Montana Joins the State Mandatory Ethanol March

Montana Governor Brian Schweitzer signed into law a bill requiring all gasoline in Montana to contain 10 percent ethanol, with the exception of 91 octane gasoline. The law goes into effect twelve months after the state has 40 million gallons of annual ethanol production capacity. This announcement comes on the heals of Minnesota further strengthening their requirement for the bio-based fuel additive.

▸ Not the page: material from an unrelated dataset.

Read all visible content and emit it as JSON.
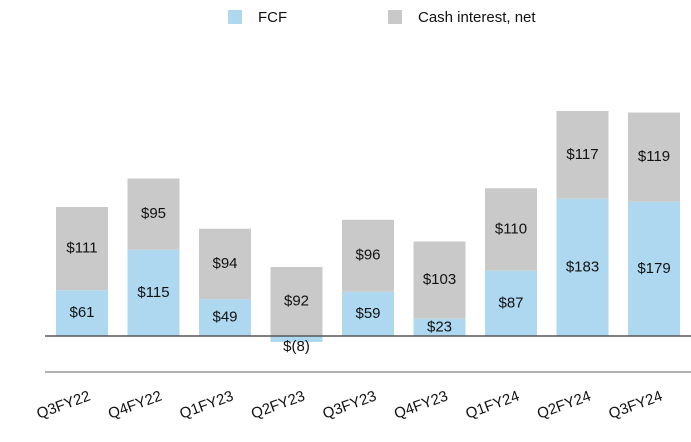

Senator Jerry Black (R-Shelby) and Representative Bob Bergren (D-Havre) are the original authors of the Montana legislation. Montana now becomes the third state in the nation to require the use of 10 percent ethanol. Hawaii enacted a similar measure last year, and Minnesota has done so for nearly a decade. The Montana announcement comes just days after Minnesota lawmakers gave final approval to legislation that would require all of the state’s gasoline to contain 20 percent ethanol by the year 2013, up from the current level of 10 percent. That measure is on its way to Governor Tim Pawlenty for his signature. The U.S. currently has the capacity to produce nearly 3.7 billion gallons of ethanol annually at 85 ethanol plants. The nation consumes more than 140 billion gallons of gasoline each year, so much potential remains for increased nationwide use of ethanol.